Kebebasan Berekspresi Bagi
Siswa
Oleh: Marjohan M.Pd
Guru SMAN 3 Batusangkar
Tidak saja Indonesia yang menggunakan sekolah berlabel
unggul untuk meningkatkan kualitas pendidikan, Amerika Serikat yang pendidikannya
sudah dapat dikategorikan sangat baik juga mempelopori sekolah unggulan. Walau
Negara ini tidak menggunakan label yang kentara dengan sebutan “school plus”
atau “excellent school”. Walau bagaimana gebrakan Amerika selalu menjadi kiblat
bagi negara berkembang, termasuk negara kita yang juga sering mengadopsi
program sekolah Amerika.
Gaya pendidikan atau pembelajaran kita,
kadang kala, terasa masih bercorak gaya tempo dulu. Orang tua dan guru masih
suka banyak melarang yang tidak jelas manfaatnya. Kebiasaan banyak melarang malah
membuat anak menjadi sulit untuk mengambil inisiatif atau prakarsa, miskin
inovasi dan kreatifitas. Kalau kita gagap
untuk melakukan prakarsa (inisiatif) dalam suatu aktifitas dan mengambil
keputusan, suka menunggu dan senang untuk diatur oleh orang lain, maka ini adalah
buah dari hidup dalam rumah dan sekolah yang membudayakan “suka melarang”. Maka
kini saatnya perlu perubahan. Dalam pendidikan tidak tepat lagi kalau terlalu
banyak melarang dan mengatur, namun memberi kebebasan positif. Bagaimana
pembelajaran yang ideal ? Kita bisa mencari contoh dari sekolah yang maju dari
dalam negeri atau dari luar negeri, Amerika misalnya.
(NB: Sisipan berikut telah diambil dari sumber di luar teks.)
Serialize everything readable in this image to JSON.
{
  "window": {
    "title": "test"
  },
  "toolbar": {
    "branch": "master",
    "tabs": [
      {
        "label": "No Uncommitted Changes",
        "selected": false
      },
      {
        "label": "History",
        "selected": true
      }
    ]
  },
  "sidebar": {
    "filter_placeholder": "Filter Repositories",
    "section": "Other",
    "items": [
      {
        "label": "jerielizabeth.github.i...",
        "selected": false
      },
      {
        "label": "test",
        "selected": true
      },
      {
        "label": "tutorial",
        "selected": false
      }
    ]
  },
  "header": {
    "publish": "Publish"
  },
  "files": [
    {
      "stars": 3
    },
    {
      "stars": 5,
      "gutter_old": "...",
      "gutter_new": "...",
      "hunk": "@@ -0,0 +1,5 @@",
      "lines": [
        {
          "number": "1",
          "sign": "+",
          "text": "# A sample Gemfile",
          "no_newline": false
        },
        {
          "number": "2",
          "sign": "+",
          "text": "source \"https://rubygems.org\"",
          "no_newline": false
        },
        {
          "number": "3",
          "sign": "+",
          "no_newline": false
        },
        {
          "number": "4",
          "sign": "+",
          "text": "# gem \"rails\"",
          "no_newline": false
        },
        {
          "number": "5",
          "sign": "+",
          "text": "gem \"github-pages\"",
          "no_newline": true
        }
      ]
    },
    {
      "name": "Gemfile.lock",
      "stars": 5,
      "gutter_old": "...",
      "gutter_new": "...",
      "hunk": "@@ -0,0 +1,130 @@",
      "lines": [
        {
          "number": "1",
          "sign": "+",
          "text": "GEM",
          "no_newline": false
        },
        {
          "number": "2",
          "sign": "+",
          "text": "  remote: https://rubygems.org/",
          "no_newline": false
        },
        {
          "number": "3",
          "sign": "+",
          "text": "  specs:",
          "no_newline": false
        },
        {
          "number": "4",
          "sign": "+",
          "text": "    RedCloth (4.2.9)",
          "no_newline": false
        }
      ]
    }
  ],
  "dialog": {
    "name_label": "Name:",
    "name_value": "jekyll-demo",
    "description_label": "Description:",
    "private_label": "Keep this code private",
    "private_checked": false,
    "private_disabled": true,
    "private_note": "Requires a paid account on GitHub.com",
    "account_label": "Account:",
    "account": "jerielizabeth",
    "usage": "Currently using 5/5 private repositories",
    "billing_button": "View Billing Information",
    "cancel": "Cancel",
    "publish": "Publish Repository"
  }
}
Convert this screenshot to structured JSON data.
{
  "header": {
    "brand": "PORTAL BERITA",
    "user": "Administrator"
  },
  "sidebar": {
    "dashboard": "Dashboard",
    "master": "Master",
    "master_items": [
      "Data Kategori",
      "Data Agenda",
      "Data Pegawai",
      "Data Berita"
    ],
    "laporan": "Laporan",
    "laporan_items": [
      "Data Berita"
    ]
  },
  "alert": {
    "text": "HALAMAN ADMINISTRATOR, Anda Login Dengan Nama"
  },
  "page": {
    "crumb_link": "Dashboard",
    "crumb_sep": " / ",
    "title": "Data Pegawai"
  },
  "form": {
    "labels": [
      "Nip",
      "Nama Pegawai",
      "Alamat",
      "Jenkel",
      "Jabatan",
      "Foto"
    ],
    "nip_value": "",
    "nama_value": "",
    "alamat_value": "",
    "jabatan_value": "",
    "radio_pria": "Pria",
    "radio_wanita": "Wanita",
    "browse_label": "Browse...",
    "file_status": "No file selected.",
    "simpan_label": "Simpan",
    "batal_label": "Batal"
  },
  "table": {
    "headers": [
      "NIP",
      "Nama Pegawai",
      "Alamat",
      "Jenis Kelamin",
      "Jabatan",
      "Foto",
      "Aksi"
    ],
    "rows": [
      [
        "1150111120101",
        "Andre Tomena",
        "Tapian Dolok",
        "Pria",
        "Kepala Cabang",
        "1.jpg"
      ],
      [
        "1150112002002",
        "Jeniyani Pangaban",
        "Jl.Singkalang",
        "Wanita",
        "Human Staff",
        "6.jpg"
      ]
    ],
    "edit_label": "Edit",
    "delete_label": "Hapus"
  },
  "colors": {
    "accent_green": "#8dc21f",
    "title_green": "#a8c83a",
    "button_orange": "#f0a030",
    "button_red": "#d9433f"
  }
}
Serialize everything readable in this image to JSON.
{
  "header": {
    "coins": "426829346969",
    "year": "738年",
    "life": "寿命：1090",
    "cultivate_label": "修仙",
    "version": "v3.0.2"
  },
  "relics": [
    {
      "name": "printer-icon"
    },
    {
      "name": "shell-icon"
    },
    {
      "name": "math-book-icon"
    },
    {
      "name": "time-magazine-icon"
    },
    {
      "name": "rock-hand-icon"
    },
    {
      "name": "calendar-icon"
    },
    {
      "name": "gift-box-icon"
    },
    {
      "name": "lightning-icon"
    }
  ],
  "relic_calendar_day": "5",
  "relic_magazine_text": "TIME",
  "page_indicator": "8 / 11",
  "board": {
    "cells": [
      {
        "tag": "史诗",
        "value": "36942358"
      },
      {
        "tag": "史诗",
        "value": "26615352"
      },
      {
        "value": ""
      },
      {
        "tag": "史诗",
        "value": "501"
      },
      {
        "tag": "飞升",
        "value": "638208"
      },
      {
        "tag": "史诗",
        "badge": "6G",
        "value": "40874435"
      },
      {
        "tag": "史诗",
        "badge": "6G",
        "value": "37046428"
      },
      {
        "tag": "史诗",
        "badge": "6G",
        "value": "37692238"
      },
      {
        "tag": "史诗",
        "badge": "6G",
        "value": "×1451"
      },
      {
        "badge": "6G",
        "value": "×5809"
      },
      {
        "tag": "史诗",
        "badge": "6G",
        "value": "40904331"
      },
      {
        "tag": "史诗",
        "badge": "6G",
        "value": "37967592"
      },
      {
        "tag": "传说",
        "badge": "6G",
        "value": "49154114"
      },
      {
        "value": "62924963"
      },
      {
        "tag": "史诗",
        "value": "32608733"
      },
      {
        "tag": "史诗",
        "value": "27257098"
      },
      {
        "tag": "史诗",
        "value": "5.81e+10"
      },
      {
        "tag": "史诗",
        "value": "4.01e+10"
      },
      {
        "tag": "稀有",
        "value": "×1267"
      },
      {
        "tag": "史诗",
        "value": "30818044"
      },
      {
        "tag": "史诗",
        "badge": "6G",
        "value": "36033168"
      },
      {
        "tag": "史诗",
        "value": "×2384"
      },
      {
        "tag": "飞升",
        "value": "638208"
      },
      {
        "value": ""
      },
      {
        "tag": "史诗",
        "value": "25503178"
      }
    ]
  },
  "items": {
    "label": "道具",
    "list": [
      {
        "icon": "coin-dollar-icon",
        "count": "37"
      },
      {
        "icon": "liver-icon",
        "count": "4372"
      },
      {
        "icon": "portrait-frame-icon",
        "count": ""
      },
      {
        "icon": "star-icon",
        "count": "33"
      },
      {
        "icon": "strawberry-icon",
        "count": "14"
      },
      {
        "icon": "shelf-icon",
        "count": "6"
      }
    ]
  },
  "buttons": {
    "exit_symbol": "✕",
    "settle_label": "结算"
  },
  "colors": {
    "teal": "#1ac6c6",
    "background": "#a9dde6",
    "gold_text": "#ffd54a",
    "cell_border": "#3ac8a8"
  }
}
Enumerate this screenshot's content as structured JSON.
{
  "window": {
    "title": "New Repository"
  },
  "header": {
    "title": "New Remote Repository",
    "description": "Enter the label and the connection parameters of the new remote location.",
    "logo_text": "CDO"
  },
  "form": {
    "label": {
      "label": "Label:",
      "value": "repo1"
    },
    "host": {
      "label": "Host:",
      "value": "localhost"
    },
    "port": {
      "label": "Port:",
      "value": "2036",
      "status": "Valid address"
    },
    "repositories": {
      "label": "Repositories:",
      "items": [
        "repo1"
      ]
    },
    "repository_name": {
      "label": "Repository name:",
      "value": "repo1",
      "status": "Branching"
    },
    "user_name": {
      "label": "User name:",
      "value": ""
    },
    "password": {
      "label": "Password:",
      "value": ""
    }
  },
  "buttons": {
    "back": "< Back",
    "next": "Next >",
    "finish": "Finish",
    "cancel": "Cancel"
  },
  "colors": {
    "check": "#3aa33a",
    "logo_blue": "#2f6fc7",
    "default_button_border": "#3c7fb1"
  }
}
Bukan berarti kita
berkarakter ke-Barat-baratan.
Salah
satu pusat belajar unggulan di Amerika Serikat, yaitu metropolitan learning center interdistrict magnet school for global and
international studies (http://www.mlc.crec.org), yang kebijakan pendidikan membuat sekolah punya magnet/
daya tarik untuk studi global dan internasional. Stakeholder
pendidikan menjanjikan kecerdasan pada siswa untuk menghadapi masa depan yang
maju. Prinsip
pengajaran yang dianut oleh pusat belajar ini adalah “let them talk, let them lead, let them learn, let them join, let them
play, let them live, let them dance/ move, in the break time- let them eat”.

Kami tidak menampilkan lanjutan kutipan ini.